На такой платформе можно обсуждать общественные вопросы 1980-х годов, для решения которых никто не может предложить простой рецепт. Но в ФРГ задают тон не те неоконсерваторы вроде Рихарда Лёвенталя или Курта Зонтхаймера, каких можно было бы поставить в pendant13 к родственным им по духу американским коллегам. Определяющими аспектами полемики у нас являются не социологический анализ, а идейная политика и риторика. Наряду с несколькими историками, ее ведут в первую очередь философы. Социологи же под впечатлением от неоконсервативных идей превращаются в «антисоциологов» — весьма немецкое явление.

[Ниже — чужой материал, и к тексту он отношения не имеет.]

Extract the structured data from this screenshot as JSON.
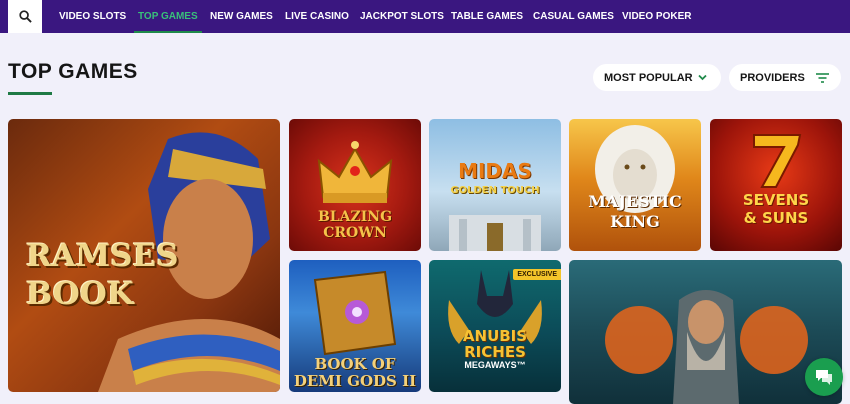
{
  "nav": {
    "search_icon": "search-icon",
    "items": [
      {
        "label": "VIDEO SLOTS",
        "active": false
      },
      {
        "label": "TOP GAMES",
        "active": true
      },
      {
        "label": "NEW GAMES",
        "active": false
      },
      {
        "label": "LIVE CASINO",
        "active": false
      },
      {
        "label": "JACKPOT SLOTS",
        "active": false
      },
      {
        "label": "TABLE GAMES",
        "active": false
      },
      {
        "label": "CASUAL GAMES",
        "active": false
      },
      {
        "label": "VIDEO POKER",
        "active": false
      }
    ]
  },
  "page": {
    "title": "TOP GAMES",
    "sort_label": "MOST POPULAR",
    "providers_label": "PROVIDERS"
  },
  "games": {
    "ramses": {
      "title_line1": "RAMSES",
      "title_line2": "BOOK"
    },
    "blazing": {
      "title_line1": "BLAZING",
      "title_line2": "CROWN"
    },
    "midas": {
      "title": "MIDAS",
      "subtitle": "GOLDEN TOUCH"
    },
    "majestic": {
      "title_line1": "MAJESTIC",
      "title_line2": "KING"
    },
    "sevens": {
      "title_line1": "SEVENS",
      "title_line2": "& SUNS"
    },
    "bookdemi": {
      "title_line1": "BOOK OF",
      "title_line2": "DEMI GODS II"
    },
    "anubis": {
      "title_line1": "ANUBIS",
      "title_line2": "RICHES",
      "subtitle": "MEGAWAYS™",
      "badge": "EXCLUSIVE"
    },
    "power": {}
  },
  "colors": {
    "nav_bg": "#3a1780",
    "accent_green": "#1f8a4a",
    "page_bg": "#f1f0fa",
    "chat_green": "#1a9e4f"
  }
}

Однако же различия в стилях мысли и изложения зависят не столько от традиционных научных дисциплин, сколько от традиций анализируемых политических культур. Философские выразители немецкого неоконсерватизма — а ядром этой сложившейся группы я в дальнейшем и ограничусь — не идентифицировали себя с социальным модерном в рамках недвусмысленно либеральной теории, что в дальнейшем могло бы привести к разочарованию. Теории, из которых они исходили, скорее имели младоконсервативный уклон и тем самым — специфически немецкий фон. В «Зюддойче цайтунг» (от 19 августа 1982 года) Ганс Хайгерт в связи с присуждением премии Гете Эрнсту Юнгеру описывает ментальность младоконсерваторов14 — «этих вытесненных правых интеллектуалов» Веймарской эпохи, — подчеркивая два компонента: с одной стороны, отрицание чисто цивилизаторского прогресса, и поэтому антикапитализм, антиамериканизм, развитие и прославление элитарного элемента… Героический поступок должен преодолевать обыденное, действие должно само по себе служить освобождению; с другой же стороны, «верность подлинному, ощущение корней, встраивание в поток истории, в глубины народа… Пропаганда „второстепенных“ добродетелей пронизывает всю педагогику младоконсерваторов: послушание, долг, служба, готовность к самопожертвованию — вера». Оставшиеся в живых консервативные революционеры и их наследники предприняли после 1945 года операцию, отделившую один упомянутый компонент от другого: они примирились с цивилизационным прогрессом, но сохранили критику культуры. Как раз этот компромиссный характер половинчатого примирения с модерном и отделяет немецких, некогда младоконсервативных, консерваторов от американских, некогда бывших либералами.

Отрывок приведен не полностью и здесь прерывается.